Jack the floor unit up with your car jack and place some shims along the jacked up side so it raised it just a touch (or whatever amount you feel necessary).  That way the water will run off.

Go to your local hardware store (Home Depot, Lowes, etc.) or Nursery (Star World, etc.) and get yourself some 6 mil plastic to lay on the floor before you buy "Log Stackers" from Walmart online.  They're about $17 plus four 2 x 4s that are 10' long.  Cut two of them in half for the uprights.  Now you can easily stack a single row 10' long by 5' high off the floor of your shed.

Get some heavy duty velcro for the tarps so they don't flap in the wind.

Paint "I LOVE YOU" on the side your wife sees . . . she'll feel better about it, especially if you do it in her favorite color.


----------



## Beer Belly (Aug 22, 2014)

I had somewhat the exact carport....watch the snow load, mine gave out at the plastic joints and collapsed. I since then, bought a Shelter Logic of the same size, a bit more $$$, but a lot beefier. Mine was built on top of 4x4 spiked into the ground, the cover lasted two years, what you see is the blue tarp I had to throw over it mid winter.

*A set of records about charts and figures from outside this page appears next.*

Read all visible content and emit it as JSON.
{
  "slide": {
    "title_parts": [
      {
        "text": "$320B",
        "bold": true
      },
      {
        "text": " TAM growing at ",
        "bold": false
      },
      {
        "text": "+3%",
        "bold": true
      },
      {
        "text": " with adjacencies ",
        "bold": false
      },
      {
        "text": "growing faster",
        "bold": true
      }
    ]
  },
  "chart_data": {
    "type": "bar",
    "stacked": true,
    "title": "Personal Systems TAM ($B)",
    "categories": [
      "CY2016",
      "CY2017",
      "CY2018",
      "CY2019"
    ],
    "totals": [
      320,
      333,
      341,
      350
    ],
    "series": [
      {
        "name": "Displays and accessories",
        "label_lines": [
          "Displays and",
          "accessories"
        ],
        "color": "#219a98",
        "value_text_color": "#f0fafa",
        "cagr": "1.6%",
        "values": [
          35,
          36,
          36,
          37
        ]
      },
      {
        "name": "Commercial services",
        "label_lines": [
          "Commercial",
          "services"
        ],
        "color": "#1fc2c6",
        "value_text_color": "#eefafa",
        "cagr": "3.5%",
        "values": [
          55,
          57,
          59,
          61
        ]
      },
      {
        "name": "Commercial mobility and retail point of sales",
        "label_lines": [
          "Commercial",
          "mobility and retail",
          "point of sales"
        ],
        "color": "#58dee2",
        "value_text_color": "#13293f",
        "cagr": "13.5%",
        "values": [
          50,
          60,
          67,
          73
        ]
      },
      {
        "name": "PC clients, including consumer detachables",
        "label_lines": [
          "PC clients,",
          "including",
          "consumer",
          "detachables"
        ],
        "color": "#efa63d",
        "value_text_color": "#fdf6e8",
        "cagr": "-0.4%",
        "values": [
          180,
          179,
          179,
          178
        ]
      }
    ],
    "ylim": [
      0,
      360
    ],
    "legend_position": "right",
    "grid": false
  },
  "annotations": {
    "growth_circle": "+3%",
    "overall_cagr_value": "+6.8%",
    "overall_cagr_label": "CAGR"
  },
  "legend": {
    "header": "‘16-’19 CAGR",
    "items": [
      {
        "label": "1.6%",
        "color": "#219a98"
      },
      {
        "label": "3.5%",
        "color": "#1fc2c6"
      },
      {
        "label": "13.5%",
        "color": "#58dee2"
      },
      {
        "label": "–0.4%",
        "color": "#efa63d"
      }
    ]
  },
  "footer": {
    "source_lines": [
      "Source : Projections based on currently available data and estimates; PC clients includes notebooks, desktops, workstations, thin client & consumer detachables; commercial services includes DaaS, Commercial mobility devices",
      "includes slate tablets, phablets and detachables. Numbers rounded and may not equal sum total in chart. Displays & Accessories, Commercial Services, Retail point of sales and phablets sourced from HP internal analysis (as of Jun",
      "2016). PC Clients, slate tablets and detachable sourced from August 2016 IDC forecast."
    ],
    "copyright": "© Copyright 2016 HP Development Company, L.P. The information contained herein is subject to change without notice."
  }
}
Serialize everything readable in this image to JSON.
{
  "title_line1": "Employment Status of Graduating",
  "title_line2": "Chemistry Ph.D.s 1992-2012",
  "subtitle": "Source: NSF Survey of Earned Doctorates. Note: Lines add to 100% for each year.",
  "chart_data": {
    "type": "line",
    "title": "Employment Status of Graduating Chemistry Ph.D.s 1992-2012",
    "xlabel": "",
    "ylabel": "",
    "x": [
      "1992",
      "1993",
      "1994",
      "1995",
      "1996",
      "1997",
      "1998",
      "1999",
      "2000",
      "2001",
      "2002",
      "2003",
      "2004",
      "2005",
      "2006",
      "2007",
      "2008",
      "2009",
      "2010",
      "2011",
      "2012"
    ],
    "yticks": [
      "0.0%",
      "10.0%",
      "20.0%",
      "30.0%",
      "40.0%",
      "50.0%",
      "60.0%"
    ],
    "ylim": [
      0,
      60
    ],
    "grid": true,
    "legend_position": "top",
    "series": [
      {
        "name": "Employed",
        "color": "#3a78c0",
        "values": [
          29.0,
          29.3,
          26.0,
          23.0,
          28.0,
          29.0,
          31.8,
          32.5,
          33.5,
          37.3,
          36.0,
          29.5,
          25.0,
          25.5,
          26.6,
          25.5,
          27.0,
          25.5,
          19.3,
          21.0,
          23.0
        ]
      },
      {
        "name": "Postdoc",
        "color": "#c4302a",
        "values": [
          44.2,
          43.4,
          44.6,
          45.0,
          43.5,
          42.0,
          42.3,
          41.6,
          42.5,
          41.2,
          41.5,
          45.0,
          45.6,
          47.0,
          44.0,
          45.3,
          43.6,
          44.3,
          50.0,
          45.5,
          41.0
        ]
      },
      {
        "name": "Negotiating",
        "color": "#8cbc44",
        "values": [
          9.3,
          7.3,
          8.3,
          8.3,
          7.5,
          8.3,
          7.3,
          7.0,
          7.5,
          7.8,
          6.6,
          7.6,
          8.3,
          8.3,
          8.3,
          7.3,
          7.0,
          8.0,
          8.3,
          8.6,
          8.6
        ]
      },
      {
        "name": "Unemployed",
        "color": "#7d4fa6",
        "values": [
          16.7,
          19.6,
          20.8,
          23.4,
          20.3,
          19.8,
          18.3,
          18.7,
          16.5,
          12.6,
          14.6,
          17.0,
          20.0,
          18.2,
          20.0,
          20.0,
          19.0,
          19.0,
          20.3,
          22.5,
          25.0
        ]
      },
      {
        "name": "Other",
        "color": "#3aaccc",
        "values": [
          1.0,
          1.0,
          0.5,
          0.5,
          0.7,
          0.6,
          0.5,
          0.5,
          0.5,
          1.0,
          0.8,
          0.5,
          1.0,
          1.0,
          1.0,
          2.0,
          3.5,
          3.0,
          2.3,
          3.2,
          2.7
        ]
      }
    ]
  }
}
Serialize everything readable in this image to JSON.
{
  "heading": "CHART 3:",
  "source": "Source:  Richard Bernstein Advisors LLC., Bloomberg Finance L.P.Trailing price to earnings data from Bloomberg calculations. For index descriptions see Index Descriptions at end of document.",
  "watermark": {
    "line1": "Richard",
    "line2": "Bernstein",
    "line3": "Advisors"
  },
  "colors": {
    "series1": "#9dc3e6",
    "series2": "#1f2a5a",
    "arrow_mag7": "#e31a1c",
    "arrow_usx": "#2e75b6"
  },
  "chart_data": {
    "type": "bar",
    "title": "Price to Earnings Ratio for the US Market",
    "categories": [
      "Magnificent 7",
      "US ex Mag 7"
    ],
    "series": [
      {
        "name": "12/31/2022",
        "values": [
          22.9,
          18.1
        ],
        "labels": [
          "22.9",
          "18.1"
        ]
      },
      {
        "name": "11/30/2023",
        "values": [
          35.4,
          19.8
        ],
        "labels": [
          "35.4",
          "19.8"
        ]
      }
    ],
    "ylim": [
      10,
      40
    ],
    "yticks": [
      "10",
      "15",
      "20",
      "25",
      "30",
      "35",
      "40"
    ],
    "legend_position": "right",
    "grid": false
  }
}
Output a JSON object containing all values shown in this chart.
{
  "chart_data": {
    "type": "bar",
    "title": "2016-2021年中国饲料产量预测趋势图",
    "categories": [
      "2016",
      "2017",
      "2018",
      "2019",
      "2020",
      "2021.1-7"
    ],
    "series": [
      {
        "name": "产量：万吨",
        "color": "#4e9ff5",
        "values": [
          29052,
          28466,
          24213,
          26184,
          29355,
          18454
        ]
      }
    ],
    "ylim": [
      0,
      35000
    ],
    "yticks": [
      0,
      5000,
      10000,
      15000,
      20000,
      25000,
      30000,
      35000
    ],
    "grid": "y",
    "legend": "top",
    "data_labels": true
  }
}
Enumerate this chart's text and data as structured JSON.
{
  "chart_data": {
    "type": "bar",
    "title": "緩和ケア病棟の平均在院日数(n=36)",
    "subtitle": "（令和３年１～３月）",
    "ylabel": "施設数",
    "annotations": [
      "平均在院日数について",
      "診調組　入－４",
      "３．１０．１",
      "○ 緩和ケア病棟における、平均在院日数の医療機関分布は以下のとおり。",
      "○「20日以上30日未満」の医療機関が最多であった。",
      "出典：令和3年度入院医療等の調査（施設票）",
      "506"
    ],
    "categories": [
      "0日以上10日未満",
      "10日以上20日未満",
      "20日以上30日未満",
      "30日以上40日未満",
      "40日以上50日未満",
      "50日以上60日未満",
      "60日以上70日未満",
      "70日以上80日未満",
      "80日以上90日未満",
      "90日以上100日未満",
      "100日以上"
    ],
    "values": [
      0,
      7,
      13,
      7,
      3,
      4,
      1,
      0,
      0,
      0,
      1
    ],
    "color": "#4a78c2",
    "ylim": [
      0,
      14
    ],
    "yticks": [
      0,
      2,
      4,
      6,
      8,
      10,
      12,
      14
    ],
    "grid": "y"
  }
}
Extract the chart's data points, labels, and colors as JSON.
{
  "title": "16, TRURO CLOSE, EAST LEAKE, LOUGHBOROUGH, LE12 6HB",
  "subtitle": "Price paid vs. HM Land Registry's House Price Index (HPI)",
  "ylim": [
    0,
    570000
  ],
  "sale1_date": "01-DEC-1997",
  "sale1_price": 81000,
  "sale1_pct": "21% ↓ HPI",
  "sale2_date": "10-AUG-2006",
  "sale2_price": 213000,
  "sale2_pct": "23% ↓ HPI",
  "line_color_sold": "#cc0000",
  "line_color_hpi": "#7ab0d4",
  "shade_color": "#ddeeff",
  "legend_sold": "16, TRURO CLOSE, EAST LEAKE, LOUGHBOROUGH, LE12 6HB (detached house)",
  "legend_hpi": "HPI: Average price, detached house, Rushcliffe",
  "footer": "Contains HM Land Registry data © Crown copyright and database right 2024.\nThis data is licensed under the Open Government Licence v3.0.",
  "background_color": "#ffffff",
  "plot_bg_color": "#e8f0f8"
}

The Shelter Logic has no plastic to it....all heavy piping. Had an issue with the anchors, everywhere I drilled them into the ground, hit rocks.....got two fully buried and attached to the shelter, and tie it to the Pop Up to help keep it grounded. When this one needs to be re-skinned, will buy a new one for the skin, and use the new frame for wood storage with a tarp to skin it


----------



## ironspider (Aug 24, 2014)

This seams to be very sturdy. I have it anchored very well and thr the tarp is nice and taught .no wood in there yet though.


----------